実体経済が織り込みだす2020.05.08

 コロナショックが中国で発覚したのが1月、欧米に拡大したのが3月、日本が非常事態宣言を発布したのが4月と今年の上半期はコロナ一色になっていますが、為替相場を見るとその結果がじわじわと表れています。

 ドル円相場で見ると、コロナショックが欧米で深刻化し始めた2月下旬から3月初旬にかけて大きく円高になったものの、その後は対策し始めたことで一旦反発。これは自律反発の範囲内とも言えますね。しかしそこから現実を見始めた為替相場は、じわじわと円高基調です。ドル円相場は直近安値の3月9日の101円に対し、一時111円まで反発したものの、現在105円台示現。

 ユーロ円はさらに酷く3月6日に116円の安値を付けた後121円まで反発しましたが、ずるずると安値を更新して114円台まで下落してきて、2017年4月以来の安値水準となっています。この2017年4月というのは、長年続いた欧州の量的緩和の出口戦略を模索する中で、ドラギ総裁をはじめECB要人が早期の出口戦略期待を一蹴したことによる期待剥落に売りに加え、米国のシリア空爆やフランス大統領選挙、英国の総選挙の前倒し実施表明など欧州を中心にリスク拡大した時期になります。それ以来のユーロ安。欧州は独憲法裁判所がECBの量的緩和は一部違憲だと問題視するなど、想定外の綻びが出てきている印象です。複合通貨の怖さを再度思い知ることになるかもしれません。

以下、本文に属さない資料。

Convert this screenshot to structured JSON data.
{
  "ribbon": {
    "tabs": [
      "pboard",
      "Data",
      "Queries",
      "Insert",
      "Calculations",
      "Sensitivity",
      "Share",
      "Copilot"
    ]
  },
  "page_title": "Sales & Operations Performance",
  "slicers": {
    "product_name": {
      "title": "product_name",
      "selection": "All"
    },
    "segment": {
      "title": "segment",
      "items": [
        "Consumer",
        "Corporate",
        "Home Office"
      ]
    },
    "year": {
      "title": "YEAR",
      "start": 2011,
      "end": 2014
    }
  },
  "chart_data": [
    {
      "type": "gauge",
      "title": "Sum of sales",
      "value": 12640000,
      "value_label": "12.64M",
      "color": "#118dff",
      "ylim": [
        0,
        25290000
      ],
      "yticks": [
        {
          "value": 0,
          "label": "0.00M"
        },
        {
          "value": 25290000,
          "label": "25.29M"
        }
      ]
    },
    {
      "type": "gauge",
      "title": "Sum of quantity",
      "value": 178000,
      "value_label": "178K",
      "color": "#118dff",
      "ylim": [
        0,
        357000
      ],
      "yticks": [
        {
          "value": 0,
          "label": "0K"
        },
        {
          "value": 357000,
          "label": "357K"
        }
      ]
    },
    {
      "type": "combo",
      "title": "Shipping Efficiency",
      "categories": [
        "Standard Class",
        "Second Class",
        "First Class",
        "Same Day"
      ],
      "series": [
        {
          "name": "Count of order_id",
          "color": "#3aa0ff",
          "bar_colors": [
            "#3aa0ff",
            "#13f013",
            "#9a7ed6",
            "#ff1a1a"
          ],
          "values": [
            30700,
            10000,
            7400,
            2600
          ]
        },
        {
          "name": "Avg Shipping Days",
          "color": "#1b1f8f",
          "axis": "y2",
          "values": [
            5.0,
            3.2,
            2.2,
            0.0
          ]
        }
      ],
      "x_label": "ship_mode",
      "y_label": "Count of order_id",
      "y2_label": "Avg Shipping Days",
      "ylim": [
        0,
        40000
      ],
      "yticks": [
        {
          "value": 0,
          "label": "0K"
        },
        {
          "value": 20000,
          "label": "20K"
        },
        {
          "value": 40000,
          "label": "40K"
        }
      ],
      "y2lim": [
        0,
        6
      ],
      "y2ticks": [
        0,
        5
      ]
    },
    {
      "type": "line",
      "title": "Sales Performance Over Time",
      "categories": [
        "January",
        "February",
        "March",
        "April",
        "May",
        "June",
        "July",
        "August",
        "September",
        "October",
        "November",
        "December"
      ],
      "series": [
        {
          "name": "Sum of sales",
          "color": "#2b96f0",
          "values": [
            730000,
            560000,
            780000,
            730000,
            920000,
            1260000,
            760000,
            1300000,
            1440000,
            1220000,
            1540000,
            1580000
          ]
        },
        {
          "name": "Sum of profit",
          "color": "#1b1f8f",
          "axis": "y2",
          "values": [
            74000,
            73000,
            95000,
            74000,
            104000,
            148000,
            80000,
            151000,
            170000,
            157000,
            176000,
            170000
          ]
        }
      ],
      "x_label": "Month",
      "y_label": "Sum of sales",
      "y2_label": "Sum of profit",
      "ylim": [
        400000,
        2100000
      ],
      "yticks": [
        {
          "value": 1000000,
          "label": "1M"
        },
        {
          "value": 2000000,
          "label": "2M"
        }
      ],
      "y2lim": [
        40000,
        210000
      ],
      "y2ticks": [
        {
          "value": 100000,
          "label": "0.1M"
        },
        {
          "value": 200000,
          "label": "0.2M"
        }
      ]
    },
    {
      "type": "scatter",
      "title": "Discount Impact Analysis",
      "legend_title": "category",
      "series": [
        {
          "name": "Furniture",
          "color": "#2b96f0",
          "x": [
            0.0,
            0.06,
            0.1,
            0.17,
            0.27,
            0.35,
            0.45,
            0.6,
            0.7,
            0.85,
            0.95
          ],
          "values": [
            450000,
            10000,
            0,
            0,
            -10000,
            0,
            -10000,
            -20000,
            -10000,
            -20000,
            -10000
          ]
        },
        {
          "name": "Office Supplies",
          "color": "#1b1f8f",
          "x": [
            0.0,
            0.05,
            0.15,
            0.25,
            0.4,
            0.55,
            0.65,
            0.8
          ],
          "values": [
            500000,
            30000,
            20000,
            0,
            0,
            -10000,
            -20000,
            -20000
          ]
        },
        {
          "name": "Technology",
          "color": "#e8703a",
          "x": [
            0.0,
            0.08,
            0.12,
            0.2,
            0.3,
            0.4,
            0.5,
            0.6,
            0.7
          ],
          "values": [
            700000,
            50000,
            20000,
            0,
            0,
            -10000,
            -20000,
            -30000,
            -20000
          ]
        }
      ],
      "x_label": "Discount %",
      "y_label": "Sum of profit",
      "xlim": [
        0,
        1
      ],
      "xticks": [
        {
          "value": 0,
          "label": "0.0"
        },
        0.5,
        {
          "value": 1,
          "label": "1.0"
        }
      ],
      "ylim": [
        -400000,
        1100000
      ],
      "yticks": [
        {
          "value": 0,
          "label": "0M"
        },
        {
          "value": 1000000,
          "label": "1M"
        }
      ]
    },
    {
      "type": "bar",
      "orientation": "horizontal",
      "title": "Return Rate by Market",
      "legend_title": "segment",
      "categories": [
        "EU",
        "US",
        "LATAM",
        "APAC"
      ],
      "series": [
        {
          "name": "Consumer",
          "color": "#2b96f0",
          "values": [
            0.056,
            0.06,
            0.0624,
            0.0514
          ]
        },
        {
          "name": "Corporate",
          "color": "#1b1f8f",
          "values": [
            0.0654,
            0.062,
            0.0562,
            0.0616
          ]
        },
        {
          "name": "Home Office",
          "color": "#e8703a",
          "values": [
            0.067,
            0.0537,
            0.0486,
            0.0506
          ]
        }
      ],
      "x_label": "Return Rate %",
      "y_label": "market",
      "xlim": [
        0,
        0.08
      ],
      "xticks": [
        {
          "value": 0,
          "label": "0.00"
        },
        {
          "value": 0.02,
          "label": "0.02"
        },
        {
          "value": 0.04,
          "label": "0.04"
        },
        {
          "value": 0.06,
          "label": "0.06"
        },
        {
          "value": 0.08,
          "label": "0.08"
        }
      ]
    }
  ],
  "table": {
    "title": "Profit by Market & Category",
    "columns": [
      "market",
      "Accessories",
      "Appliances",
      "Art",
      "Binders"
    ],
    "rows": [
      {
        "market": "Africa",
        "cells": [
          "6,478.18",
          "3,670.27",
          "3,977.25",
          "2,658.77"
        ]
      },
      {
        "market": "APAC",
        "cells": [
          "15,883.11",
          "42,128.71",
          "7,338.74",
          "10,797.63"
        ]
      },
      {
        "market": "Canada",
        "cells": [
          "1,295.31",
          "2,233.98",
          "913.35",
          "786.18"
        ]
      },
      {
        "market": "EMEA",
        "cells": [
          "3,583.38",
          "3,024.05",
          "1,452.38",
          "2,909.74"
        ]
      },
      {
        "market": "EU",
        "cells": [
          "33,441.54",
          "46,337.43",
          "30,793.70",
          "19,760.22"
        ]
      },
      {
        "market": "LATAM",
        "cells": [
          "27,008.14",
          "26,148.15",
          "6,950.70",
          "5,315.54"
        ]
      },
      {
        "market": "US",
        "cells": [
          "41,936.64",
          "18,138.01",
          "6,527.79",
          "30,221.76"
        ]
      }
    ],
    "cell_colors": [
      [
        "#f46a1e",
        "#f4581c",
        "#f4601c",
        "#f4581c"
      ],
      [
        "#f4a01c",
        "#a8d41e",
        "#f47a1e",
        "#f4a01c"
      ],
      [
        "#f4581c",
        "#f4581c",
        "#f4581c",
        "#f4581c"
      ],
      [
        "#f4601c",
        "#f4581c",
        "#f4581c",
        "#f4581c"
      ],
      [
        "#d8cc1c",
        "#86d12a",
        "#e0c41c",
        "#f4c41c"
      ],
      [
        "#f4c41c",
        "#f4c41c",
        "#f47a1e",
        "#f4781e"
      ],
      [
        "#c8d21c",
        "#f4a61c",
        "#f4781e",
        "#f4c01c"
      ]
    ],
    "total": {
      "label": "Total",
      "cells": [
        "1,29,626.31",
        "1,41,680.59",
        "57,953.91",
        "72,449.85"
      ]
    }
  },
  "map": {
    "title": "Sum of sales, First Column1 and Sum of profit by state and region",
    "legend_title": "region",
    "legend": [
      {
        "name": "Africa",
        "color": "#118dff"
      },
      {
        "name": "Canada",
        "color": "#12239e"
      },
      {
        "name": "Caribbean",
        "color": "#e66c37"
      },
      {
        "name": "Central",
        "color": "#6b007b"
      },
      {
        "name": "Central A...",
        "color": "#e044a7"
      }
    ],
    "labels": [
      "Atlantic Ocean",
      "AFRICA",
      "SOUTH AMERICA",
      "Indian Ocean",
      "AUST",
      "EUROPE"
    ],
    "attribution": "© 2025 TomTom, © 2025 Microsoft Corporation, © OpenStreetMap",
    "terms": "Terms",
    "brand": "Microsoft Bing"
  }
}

 新興国通貨も酷い動きになっています。トルコリラは14円台に突入し、2018年のリラショックを下回る安値になっていますし、南アフリカランドも5.52円台まで下げて過去最低を更新する動きになっています。各国軒並み利下げも続けていることから、一段と深刻な動きになりそうです。

 世界中のロックダウンが解除されるようになると一旦持ち直しの動きも出てくるかと思いますが、そこは戻り売りのポイントになるのではないかという印象です。

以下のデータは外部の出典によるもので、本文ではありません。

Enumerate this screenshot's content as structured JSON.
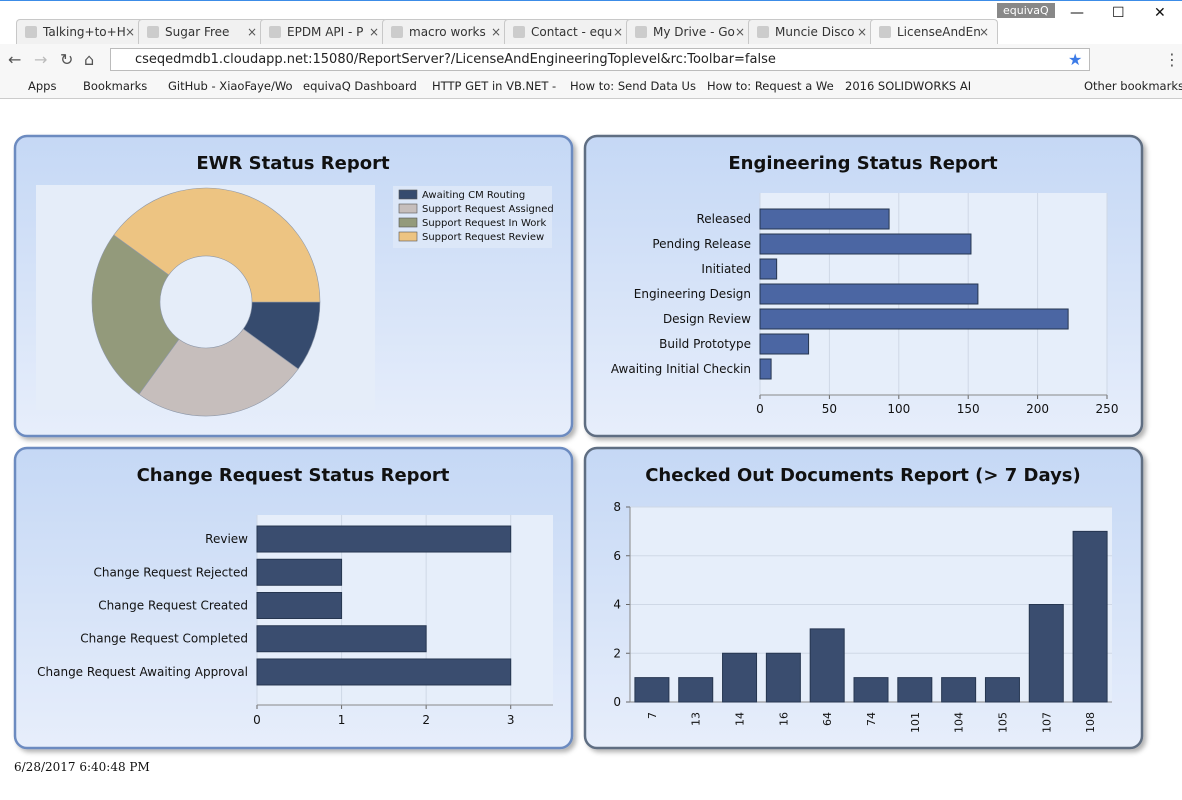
{
  "browser": {
    "tabs": [
      "Talking+to+H",
      "Sugar Free",
      "EPDM API - P",
      "macro works",
      "Contact - equ",
      "My Drive - Go",
      "Muncie Disco",
      "LicenseAndEn"
    ],
    "profile": "equivaQ",
    "url": "cseqedmdb1.cloudapp.net:15080/ReportServer?/LicenseAndEngineeringToplevel&rc:Toolbar=false",
    "bookmarks": [
      "Apps",
      "Bookmarks",
      "GitHub - XiaoFaye/Wo",
      "equivaQ Dashboard",
      "HTTP GET in VB.NET -",
      "How to: Send Data Us",
      "How to: Request a We",
      "2016 SOLIDWORKS AI"
    ],
    "other_bookmarks": "Other bookmarks"
  },
  "chart_data": [
    {
      "type": "pie",
      "title": "EWR Status Report",
      "donut": true,
      "categories": [
        "Awaiting CM Routing",
        "Support Request Assigned",
        "Support Request In Work",
        "Support Request Review"
      ],
      "values": [
        10,
        25,
        25,
        40
      ],
      "colors": [
        "#364b6e",
        "#c6bebc",
        "#939a7b",
        "#edc482"
      ]
    },
    {
      "type": "hbar",
      "title": "Engineering Status Report",
      "categories": [
        "Released",
        "Pending Release",
        "Initiated",
        "Engineering Design",
        "Design Review",
        "Build Prototype",
        "Awaiting Initial Checkin"
      ],
      "values": [
        93,
        152,
        12,
        157,
        222,
        35,
        8
      ],
      "color": "#4b66a3",
      "xlim": [
        0,
        250
      ],
      "xticks": [
        0,
        50,
        100,
        150,
        200,
        250
      ],
      "grid": true
    },
    {
      "type": "hbar",
      "title": "Change Request Status Report",
      "categories": [
        "Review",
        "Change Request Rejected",
        "Change Request Created",
        "Change Request Completed",
        "Change Request Awaiting Approval"
      ],
      "values": [
        3,
        1,
        1,
        2,
        3
      ],
      "color": "#3a4d6f",
      "xlim": [
        0,
        3.5
      ],
      "xticks": [
        0,
        1,
        2,
        3
      ],
      "grid": true
    },
    {
      "type": "bar",
      "title": "Checked Out Documents Report (> 7 Days)",
      "categories": [
        "7",
        "13",
        "14",
        "16",
        "64",
        "74",
        "101",
        "104",
        "105",
        "107",
        "108"
      ],
      "values": [
        1,
        1,
        2,
        2,
        3,
        1,
        1,
        1,
        1,
        4,
        7
      ],
      "color": "#3a4d6f",
      "ylim": [
        0,
        8
      ],
      "yticks": [
        0,
        2,
        4,
        6,
        8
      ],
      "grid": true
    }
  ],
  "timestamp": "6/28/2017 6:40:48 PM"
}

 さて今週5月8日(金)に米4月の雇用統計が発表になります。すでに前哨戦といわれる民間雇用統計のADPですさまじい数字が出ていますので、さほどのインパクトは警戒していませんが、予想数値はNFPが-2100万人、失業率は16%(!)です。失業率は1982年11月に記録した10.8%をという悪い数値を上回りそうです。

 ※こちらのコラムは毎週木曜日時点で執筆した会員向けレポートを抜粋しております。